Así que Carolyn hizo lo que muchas mujeres inteligentes han tenido que hacer a lo largo de la historia: encontró una forma de satisfacer las expectativas mientras perseguía su pasión. Se formó en matemáticas para complacer a su padre, pero nunca abandonó su amor por las ciencias sociales.

Esta experiencia temprana de navegar entre expectativas externas y deseos propios moldearía toda su carrera. Carolyn se convertiría en experta en encontrar caminos donde otros veían muros.

Comenzó sus estudios universitarios en la Universidad de Purdue, donde su padre estaba adscrito. Rápidamente se posicionó como una de las mejores estudiantes en múltiples disciplinas. Tenía un don para las matemáticas, sí, pero también para el análisis social y el pensamiento crítico.


El Despertar Intelectual: Encontrando la Psicología Social (1940-1944)

Años más tarde, Carolyn se preguntaría a sí misma: "¿Cómo fue que llegué a convertirme en psicóloga social?" Era una pregunta válida. En los años 40, no había muchas oportunidades para que las mujeres se formaran y ejercieran como psicólogas sociales. Los modelos de desarrollo profesional que combinaban carrera y familia eran prácticamente inexistentes.

La respuesta, según ella misma explicaría, fue simple y profunda: quería hacer algo por mejorar el mundo.

Estamos hablando del contexto de la Segunda Guerra Mundial. El mundo estaba desgarrado por el conflicto más devastador de la historia humana. El Holocausto estaba ocurriendo en Europa. Estados Unidos estaba en guerra. El prejuicio, el odio intergrupal, la propaganda, la deshumanización del otro: todo esto no eran conceptos abstractos sino realidades diarias.

Para una joven brillante y moralmente comprometida como Carolyn, estas atrocidades planteaban preguntas urgentes: ¿Por qué los humanos se odian en base a categorías grupales? ¿Cómo surgen los prejuicios? ¿Qué condiciones facilitan la cooperación versus el conflicto? ¿Puede la ciencia ayudarnos a construir un mundo mejor?

Estas preguntas la llevaron a la psicología social, un campo entonces emergente que prometía integrar el estudio de la cognición humana con la motivación y el comportamiento social.

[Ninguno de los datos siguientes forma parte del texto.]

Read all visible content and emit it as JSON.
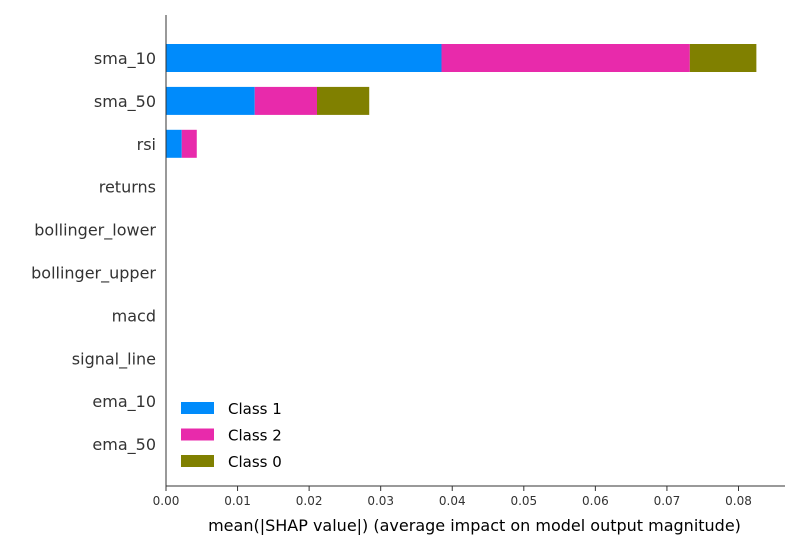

Le interesaba especialmente el trabajo de Kurt Lewin, quien argumentaba que "no hay nada más práctico que una buena teoría" y que la psicología debía abordar problemas sociales reales. También siguió de cerca los estudios sobre organización cultural y social de investigadores como Muzafer Sherif (quien más tarde se convertiría en su esposo) y Frederic Bartlett.

Después de completar sus estudios de pregrado en Purdue, Carolyn fue aceptada en la Universidad de Iowa para realizar una maestría en psicología. La completó en 1944, a los 22 años, en medio de la guerra.


Princeton y el Dilema: La Universidad que No Aceptaba Mujeres (1944-1947)

Después de su maestría, Carolyn comenzó a trabajar para un instituto de investigación en Princeton, New Jersey. Ganó experiencia valiosa en métodos de investigación, aprendió técnicas experimentales rigurosas, desarrolló habilidades estadísticas.

Pero había un problema: el trabajo se sentía desconectado de las cuestiones sociales urgentes que le importaban. Estaba haciendo investigación técnicamente competente pero moralmente irrelevante. No estaba contribuyendo a mejorar el mundo.

Después de un tiempo, tomó una decisión valiente: renunció.

Comenzó a buscar asesoría sobre dónde y con quién seguir estudiando. Y entonces recibió una propuesta intrigante: podría trabajar como investigadora en Princeton con Muzafer Sherif, quien ya era reconocido como uno de los psicólogos sociales más importantes del momento.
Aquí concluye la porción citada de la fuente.